As Middle East peace talks descended into crisis mode today, Secretary of State John Kerry sought to make clear that they are still ongoing — at least for now.
“It is completely premature tonight to draw any kind of judgment, any kind of final judgment, about today’s events and where things are,” he told reporters at the NATO summit in Brussels, Belgium.
But he also warned that extending the negotiations will not happen if the Israelis and Palestinians don’t exhibit their desire to keep them going.
“Facilitation is only as good as the willingness of leaders to make actions to put in front of them,” he said.
Even as Kerry cancelled his own trip back to the Middle East, which was supposed to happen Wednesday, he said he was continuing to talk with his negotiating partners on the ground there.
But he urged both the Israelis and Palestinians, who have made moves that drew ire from both sides over the past few days, to show restraint.

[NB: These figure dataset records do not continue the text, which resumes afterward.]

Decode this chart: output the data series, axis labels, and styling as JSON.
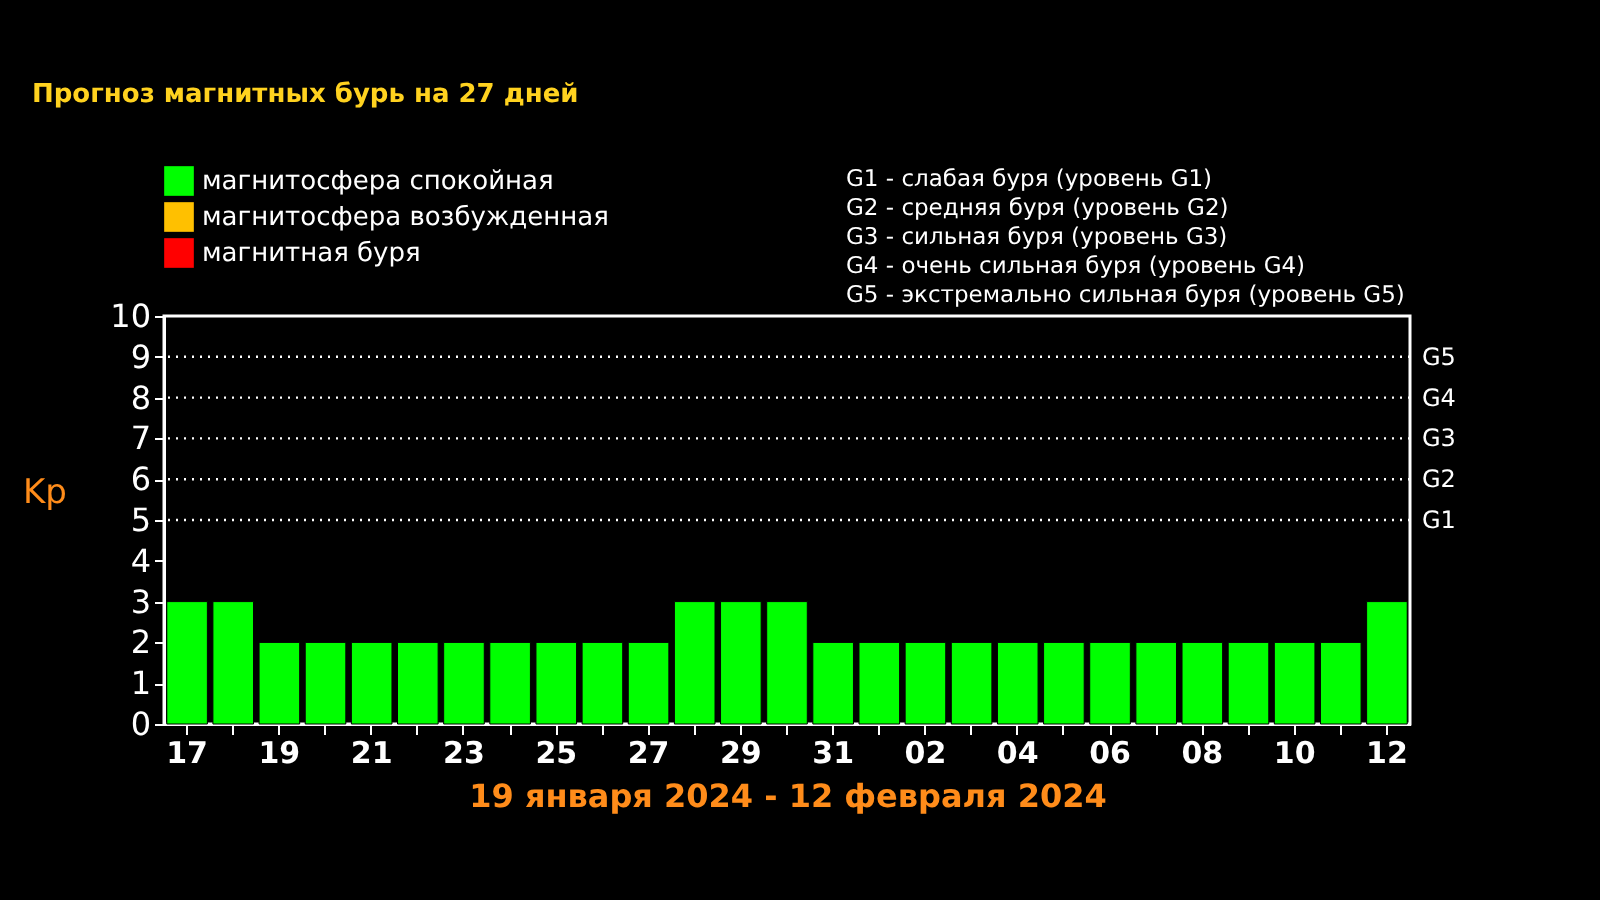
{
  "chart_data": {
    "type": "bar",
    "title": "Прогноз магнитных бурь на 27 дней",
    "xlabel": "19 января 2024 - 12 февраля 2024",
    "ylabel": "Kp",
    "categories": [
      "17",
      null,
      "19",
      null,
      "21",
      null,
      "23",
      null,
      "25",
      null,
      "27",
      null,
      "29",
      null,
      "31",
      null,
      "02",
      null,
      "04",
      null,
      "06",
      null,
      "08",
      null,
      "10",
      null,
      "12"
    ],
    "series": [
      {
        "name": "магнитосфера спокойная",
        "color": "#00ff00",
        "values": [
          3,
          3,
          2,
          2,
          2,
          2,
          2,
          2,
          2,
          2,
          2,
          3,
          3,
          3,
          2,
          2,
          2,
          2,
          2,
          2,
          2,
          2,
          2,
          2,
          2,
          2,
          3
        ]
      },
      {
        "name": "магнитосфера возбужденная",
        "color": "#ffc000",
        "values": [
          null,
          null,
          null,
          null,
          null,
          null,
          null,
          null,
          null,
          null,
          null,
          null,
          null,
          null,
          null,
          null,
          null,
          null,
          null,
          null,
          null,
          null,
          null,
          null,
          null,
          null,
          null
        ]
      },
      {
        "name": "магнитная буря",
        "color": "#ff0000",
        "values": [
          null,
          null,
          null,
          null,
          null,
          null,
          null,
          null,
          null,
          null,
          null,
          null,
          null,
          null,
          null,
          null,
          null,
          null,
          null,
          null,
          null,
          null,
          null,
          null,
          null,
          null,
          null
        ]
      }
    ],
    "ylim": [
      0,
      10
    ],
    "yticks": [
      0,
      1,
      2,
      3,
      4,
      5,
      6,
      7,
      8,
      9,
      10
    ],
    "legend": "top left",
    "ref_lines": [
      {
        "axis": "y",
        "value": 5,
        "label": "G1",
        "line_style": "dotted"
      },
      {
        "axis": "y",
        "value": 6,
        "label": "G2",
        "line_style": "dotted"
      },
      {
        "axis": "y",
        "value": 7,
        "label": "G3",
        "line_style": "dotted"
      },
      {
        "axis": "y",
        "value": 8,
        "label": "G4",
        "line_style": "dotted"
      },
      {
        "axis": "y",
        "value": 9,
        "label": "G5",
        "line_style": "dotted"
      }
    ],
    "annotations": [
      "G1 - слабая буря (уровень G1)",
      "G2 - средняя буря (уровень G2)",
      "G3 - сильная буря (уровень G3)",
      "G4 - очень сильная буря (уровень G4)",
      "G5 - экстремально сильная буря (уровень G5)"
    ]
  }
}
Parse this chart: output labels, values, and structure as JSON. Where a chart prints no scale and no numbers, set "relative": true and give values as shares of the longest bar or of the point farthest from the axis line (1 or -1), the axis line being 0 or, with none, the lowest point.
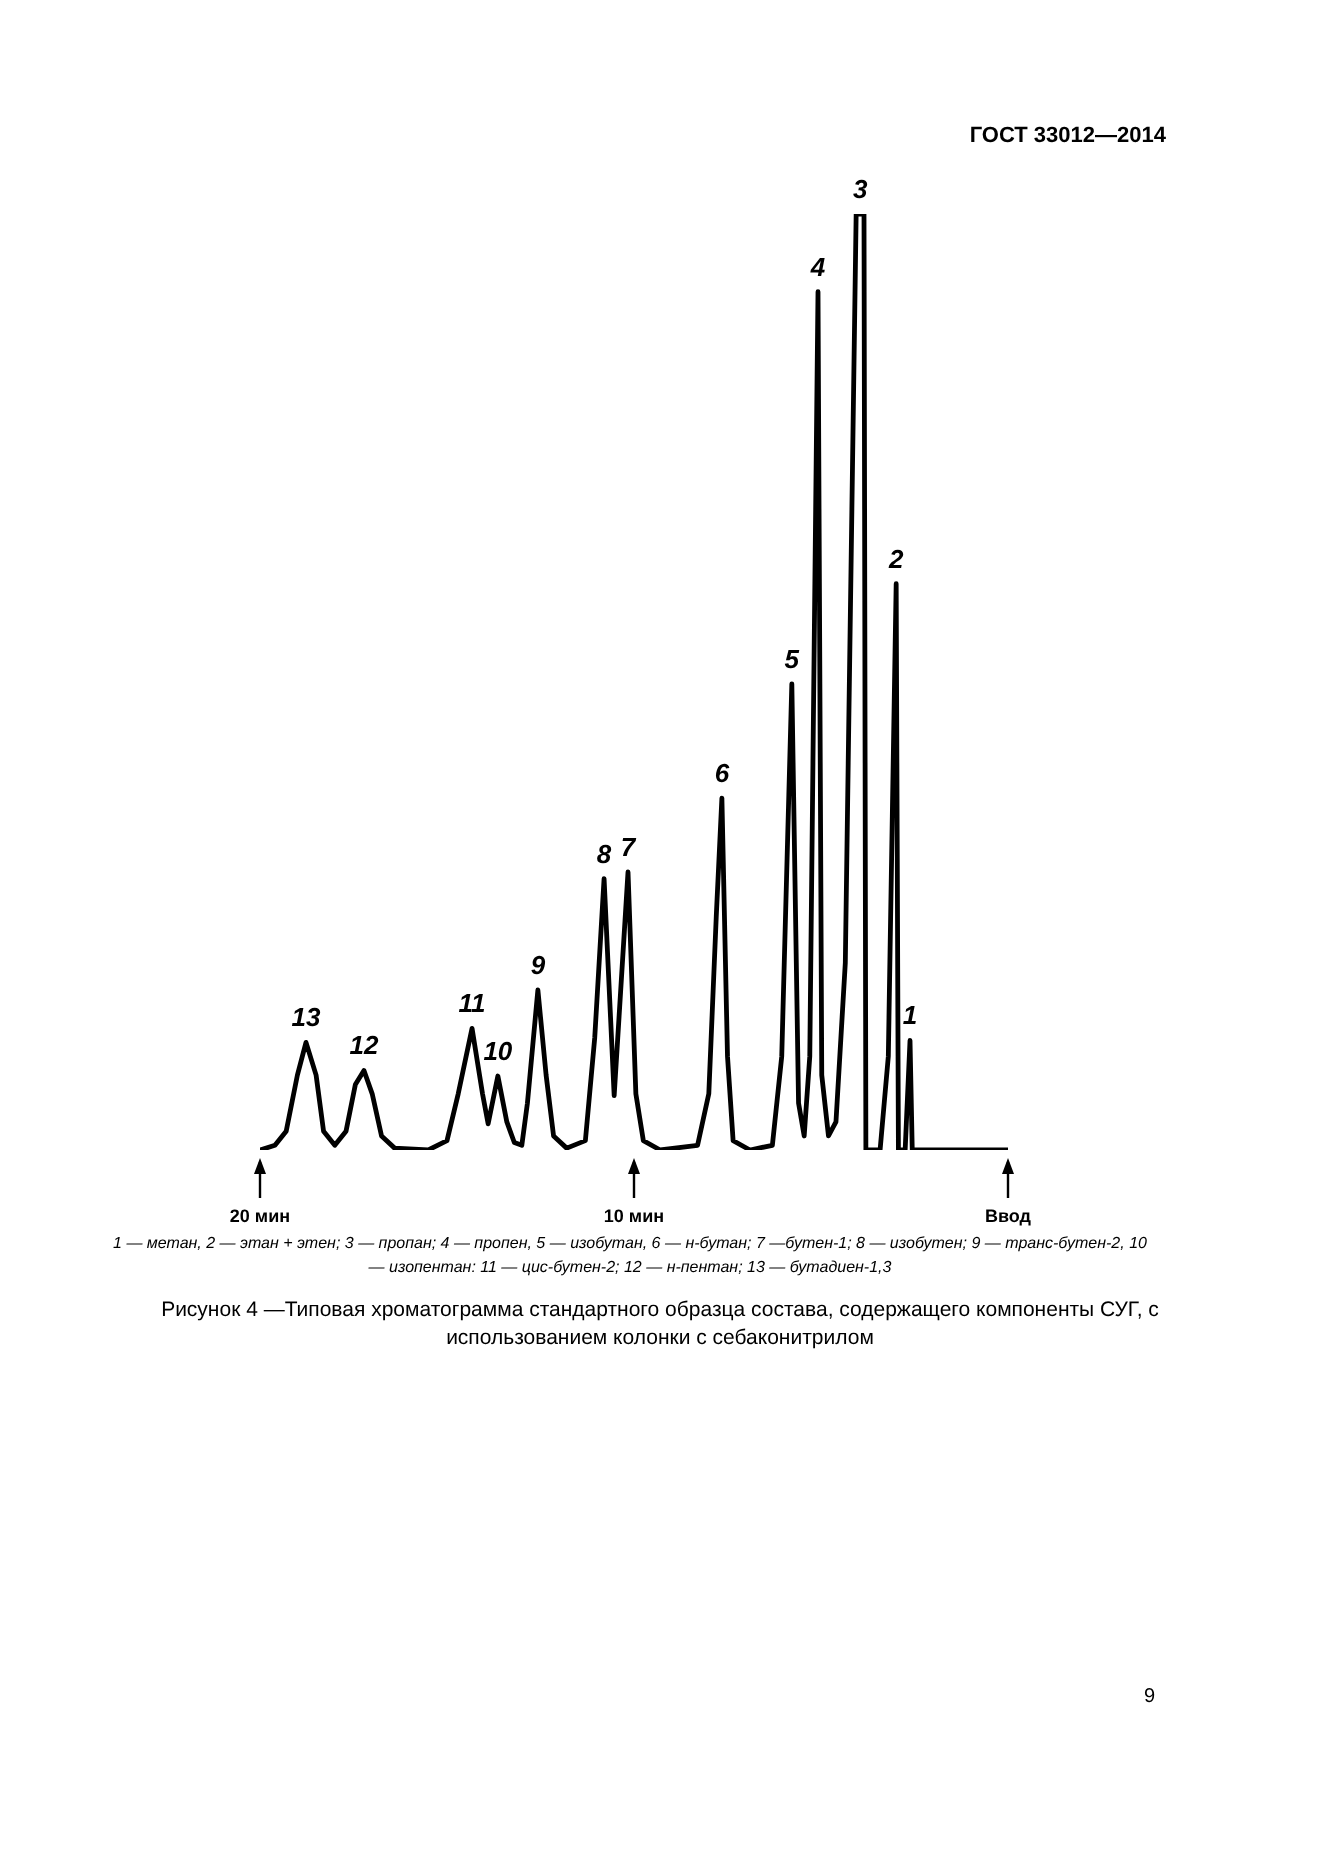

Kerry also responded to Palestinian President Mahmoud Abbas’s defiant announcement Tuesday that he was applying to join at least fifteen international organizations — an effort to align the Palestinians with the international community that Israel is wary of.
Seeking to find the silver lining in that move, Kerry underscored that none of the organizations Abbas is now seeking to join are affiliated with the United Nations, which Israel has said would blow up the talks.
Kerry also emphasized how much political capital the Obama administration has expended on these talks, noting that President Barack Obama “has committed his personal time… he has committed my time.”
But, he said, the United States is willing to continue negotiations as long as the Israelis and Palestinians are.
“We’re going to continue to do our work. We’re going to continue because this matters,” he said.